After the usual Summer break, MotoGP riders were back on track for this year’s edition of the Czech Grand Prix, at Brno. As expected, the race was filed with fantastic moments, but in the end it was all about Ducati stepping up to the top of the podium.
It took nearly five months for Andrea Dovizioso (Ducati Factory) to be a race winner again, after he won in Qatar the first race of the MotoGP season. The Italian showed what he was capable of during qualifying when he secured pole position for the Czech GP, in front of Valentino Rossi (Movistar Yamaha), with Marc Marquez (Repsol Honda) also managing a front row start on his 100th GP.
In race start it was all about Rossi, with the veteran Yamaha rider making the best start off the line and moving to the front of the pack, closely followed by Dovizioso, Marquez and also Jorge Lorenzo on the second Ducati. But the leading group was big, so position changes happened almost on every corner, and it wasn’t long until Rossi was passed by Dovizioso.
Marquez did the same thing and moved up to second, and Cal Crutchlow (LCR Honda) took the opportunity to move up to third at Rossi’s expenses. The Yamaha rider then started to suffer with front end tyre grip – he was the only rider of the front riders to choose soft front compound – and settled behind Crutchlow with the two fighting for fourth position, because by then Lorenzo was already at the front pushing for the victory with Dovizioso and Marquez.
Lorenzo first passed Marquez on a bold move, and soon after he tried to pass his teammate, but Dovizioso didn’t lose his temper and hold on to the lead. Marquez wasn’t happy with third, and attacked Lorenzo’s second spot. That move, on the final lap, only worked for a couple of corners, with Lorenzo getting back second place from Marquez, but by then Dovizioso was already far away for the Spanish rider to make a move on him, and so Ducati secured a perfect 1-2 finish, with Dovizioso in front of Lorenzo, and Marc Marquez finished in third on his 100th GP in MotoGP.
As for Hafizh Syahrin (Monster Yamaha Tech3), the Malaysian had a really good start of race in Brno, making up on a few grid positions.
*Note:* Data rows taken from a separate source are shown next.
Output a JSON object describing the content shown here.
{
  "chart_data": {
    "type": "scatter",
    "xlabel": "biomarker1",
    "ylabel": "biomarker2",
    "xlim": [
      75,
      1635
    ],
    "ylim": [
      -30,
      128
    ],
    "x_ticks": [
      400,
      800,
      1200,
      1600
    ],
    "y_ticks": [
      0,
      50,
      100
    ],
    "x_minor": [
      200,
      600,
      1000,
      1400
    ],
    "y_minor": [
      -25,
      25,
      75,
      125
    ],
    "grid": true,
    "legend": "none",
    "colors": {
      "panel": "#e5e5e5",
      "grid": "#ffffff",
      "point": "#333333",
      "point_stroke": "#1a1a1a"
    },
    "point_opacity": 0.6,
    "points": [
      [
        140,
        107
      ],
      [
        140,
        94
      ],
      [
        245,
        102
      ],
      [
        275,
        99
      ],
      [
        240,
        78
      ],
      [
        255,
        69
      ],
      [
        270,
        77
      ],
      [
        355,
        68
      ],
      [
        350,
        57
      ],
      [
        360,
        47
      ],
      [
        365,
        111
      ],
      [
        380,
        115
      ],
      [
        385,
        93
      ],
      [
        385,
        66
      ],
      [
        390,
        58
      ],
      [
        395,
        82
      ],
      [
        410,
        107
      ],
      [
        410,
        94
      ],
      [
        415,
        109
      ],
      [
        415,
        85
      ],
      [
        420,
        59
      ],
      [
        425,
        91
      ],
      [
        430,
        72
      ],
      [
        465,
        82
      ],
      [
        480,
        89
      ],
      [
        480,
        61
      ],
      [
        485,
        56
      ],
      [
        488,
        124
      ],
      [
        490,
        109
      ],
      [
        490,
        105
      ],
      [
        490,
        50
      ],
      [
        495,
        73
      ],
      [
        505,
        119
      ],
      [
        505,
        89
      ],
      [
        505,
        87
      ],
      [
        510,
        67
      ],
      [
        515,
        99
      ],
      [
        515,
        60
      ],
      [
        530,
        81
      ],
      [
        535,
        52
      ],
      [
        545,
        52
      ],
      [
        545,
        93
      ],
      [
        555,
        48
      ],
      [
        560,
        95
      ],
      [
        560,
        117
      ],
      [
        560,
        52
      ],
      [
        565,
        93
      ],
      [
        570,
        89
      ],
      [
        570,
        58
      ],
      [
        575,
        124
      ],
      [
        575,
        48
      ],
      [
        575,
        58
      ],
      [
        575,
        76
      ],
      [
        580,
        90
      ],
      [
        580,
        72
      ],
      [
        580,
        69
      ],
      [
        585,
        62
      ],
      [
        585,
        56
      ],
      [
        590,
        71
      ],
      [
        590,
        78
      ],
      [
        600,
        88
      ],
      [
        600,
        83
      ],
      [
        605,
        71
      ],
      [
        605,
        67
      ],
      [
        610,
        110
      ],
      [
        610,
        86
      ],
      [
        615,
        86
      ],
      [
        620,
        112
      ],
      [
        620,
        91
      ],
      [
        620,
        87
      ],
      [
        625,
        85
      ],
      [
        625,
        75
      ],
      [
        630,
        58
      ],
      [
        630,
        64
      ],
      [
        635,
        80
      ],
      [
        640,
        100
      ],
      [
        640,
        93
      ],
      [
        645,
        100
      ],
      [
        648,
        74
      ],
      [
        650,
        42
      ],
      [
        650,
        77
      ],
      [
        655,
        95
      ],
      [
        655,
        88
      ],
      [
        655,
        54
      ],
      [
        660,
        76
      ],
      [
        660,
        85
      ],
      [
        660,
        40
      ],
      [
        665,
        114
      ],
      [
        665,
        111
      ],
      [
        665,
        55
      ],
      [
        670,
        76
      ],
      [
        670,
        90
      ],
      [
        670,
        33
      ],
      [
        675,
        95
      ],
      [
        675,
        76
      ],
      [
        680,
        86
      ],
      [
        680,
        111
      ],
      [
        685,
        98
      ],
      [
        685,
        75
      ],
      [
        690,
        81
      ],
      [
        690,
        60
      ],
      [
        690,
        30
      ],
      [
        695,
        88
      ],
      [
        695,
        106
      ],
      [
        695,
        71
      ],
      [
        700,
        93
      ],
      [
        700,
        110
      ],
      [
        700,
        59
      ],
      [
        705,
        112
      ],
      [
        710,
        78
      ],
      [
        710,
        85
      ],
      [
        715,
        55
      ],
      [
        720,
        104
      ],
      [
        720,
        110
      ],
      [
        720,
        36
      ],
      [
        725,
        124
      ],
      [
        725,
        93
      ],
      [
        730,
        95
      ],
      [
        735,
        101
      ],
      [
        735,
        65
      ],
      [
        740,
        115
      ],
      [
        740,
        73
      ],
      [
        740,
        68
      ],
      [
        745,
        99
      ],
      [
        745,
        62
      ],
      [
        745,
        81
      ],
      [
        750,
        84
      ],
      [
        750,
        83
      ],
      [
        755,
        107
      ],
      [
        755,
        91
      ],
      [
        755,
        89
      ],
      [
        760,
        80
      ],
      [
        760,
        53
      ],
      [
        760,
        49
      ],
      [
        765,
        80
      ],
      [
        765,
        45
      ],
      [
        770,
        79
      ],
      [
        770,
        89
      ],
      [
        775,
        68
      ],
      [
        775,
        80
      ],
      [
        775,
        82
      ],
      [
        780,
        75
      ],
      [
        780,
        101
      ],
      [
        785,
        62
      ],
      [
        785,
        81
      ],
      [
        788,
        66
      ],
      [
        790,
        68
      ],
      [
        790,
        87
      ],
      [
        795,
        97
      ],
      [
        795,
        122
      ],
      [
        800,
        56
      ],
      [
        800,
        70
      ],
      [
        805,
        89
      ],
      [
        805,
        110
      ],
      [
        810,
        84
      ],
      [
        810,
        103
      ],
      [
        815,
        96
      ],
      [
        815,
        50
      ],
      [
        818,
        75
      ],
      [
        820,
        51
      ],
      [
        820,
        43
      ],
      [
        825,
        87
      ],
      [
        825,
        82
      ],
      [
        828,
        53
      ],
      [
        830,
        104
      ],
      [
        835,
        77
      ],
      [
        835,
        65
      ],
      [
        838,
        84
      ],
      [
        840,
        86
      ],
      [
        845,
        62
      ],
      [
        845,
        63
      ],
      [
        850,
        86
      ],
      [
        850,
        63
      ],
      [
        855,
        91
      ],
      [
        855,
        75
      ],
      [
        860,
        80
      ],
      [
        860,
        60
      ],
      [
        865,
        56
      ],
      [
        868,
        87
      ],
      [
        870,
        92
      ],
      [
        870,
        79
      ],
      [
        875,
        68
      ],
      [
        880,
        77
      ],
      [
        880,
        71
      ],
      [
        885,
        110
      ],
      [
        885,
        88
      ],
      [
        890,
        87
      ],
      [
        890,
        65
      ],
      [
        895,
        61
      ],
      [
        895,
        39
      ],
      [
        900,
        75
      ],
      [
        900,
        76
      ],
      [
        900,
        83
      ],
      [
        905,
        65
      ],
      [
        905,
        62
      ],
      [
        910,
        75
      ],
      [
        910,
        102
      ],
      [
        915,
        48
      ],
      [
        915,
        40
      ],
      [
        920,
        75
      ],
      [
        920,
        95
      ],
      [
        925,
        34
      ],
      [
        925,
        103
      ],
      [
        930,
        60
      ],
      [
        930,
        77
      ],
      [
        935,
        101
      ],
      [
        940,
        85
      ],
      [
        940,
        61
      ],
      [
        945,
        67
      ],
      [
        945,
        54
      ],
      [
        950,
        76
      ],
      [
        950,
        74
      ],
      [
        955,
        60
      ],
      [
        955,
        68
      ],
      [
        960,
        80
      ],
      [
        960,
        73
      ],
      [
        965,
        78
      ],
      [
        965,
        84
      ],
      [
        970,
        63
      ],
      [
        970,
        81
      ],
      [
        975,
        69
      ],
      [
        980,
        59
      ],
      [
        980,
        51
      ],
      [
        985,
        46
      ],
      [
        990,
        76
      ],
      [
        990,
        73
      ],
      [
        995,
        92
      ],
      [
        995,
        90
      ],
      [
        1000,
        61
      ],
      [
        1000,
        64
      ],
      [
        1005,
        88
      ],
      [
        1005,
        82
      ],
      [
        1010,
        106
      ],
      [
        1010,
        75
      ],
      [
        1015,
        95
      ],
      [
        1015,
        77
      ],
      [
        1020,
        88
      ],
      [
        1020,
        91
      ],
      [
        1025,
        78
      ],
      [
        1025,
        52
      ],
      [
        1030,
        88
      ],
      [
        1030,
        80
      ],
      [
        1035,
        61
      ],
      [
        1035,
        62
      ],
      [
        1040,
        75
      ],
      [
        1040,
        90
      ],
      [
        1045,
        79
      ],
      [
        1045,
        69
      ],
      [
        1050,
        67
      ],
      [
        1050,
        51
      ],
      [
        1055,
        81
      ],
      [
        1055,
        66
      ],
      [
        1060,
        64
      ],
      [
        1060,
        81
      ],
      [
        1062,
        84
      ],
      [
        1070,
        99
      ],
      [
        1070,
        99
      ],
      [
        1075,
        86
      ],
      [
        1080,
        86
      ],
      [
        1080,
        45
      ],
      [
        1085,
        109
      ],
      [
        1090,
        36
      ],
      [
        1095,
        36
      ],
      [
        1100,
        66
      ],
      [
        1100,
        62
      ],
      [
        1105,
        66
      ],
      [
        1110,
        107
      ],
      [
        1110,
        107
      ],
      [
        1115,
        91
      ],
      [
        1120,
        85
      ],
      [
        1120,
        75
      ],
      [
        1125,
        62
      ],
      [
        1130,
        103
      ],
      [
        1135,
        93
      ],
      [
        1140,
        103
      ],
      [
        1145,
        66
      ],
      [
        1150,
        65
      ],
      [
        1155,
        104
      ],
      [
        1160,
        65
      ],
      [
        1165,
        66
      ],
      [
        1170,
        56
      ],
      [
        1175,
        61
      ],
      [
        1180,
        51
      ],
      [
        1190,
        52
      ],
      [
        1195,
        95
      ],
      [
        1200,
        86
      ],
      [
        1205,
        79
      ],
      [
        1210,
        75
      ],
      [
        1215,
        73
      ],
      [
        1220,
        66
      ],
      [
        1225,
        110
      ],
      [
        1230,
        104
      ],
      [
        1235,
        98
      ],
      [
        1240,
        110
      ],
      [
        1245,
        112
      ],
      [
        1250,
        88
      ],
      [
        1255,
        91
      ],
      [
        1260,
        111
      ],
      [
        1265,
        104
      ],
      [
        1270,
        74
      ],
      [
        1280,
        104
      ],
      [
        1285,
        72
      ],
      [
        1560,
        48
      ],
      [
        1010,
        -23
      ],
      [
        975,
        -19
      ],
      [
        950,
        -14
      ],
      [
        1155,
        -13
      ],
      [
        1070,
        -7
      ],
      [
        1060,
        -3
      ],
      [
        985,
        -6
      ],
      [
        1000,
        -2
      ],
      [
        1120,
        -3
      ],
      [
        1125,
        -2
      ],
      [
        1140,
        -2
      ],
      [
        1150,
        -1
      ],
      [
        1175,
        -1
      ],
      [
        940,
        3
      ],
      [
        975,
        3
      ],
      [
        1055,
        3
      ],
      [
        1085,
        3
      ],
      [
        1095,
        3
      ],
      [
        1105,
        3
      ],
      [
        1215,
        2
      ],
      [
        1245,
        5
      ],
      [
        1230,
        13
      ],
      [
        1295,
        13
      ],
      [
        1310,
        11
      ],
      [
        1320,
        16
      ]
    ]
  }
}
Battling with Franco Morbidelli for the honor of “Best Rookie” in MotoGP, Syahrin showed a great pace until the middle of the race, when his rear tyre started to wear out faster than expected, and the Monster Yamaha Tech3 rider had to settle for 14th place, saving two precious points for the championship.
Hafizh Syahrin will be present today at the Brno test session, and hopefully will get some new setup for his M1 bike that will make him ever more competitive in the next rounds, starting with Austria, in just 6 days.
MotoGP standings now see Marc Marquez with a bigger advantage in the championship with a total of 181 points, while Valentino Rossi is still second with 132, and Andrea Dovizioso moves up to third with 113 points. Hafizh Syahrin is still the best rookie in 16th position.
In Moto2 the Czech GP was the moment of change in leadership, with Portuguese rising star Miguel Oliveira (Red Bull KTM Ajo) not only securing the second win of the season, but also climbing up to the championship lead with a two-point advantage over Francesco Bagnaia (Sky Team VR46).
Miguel Oliveira successfully fended off the final attack of pole sitter Luca Marini (Sky Team VR46) on the final corners, and with better drive to the finish line, the KTM rider secured a hard fought win over Marini, and with Bagnaia only managing third final position, the two swapped places in the championship standings.
In Moto3, Fabio Di Giannantonio (Del Conca Gresini Moto3) produced a perfect ride to secure his first Grand Prix win at the Czech GP in a race that saw a lead battle of 22 riders at one point, with the Italian beating Aron Canet (Estrella Galicia 0,0) to the line as the Spaniard finished second, with pole man and home hero Jakub Kornfeil (Redox PrustelGP) claiming a fantastic podium in third.
As for the championship fight, Marco Bezzecchi is still in the lead with 133 points, but Jorge Martin follows with 130 points.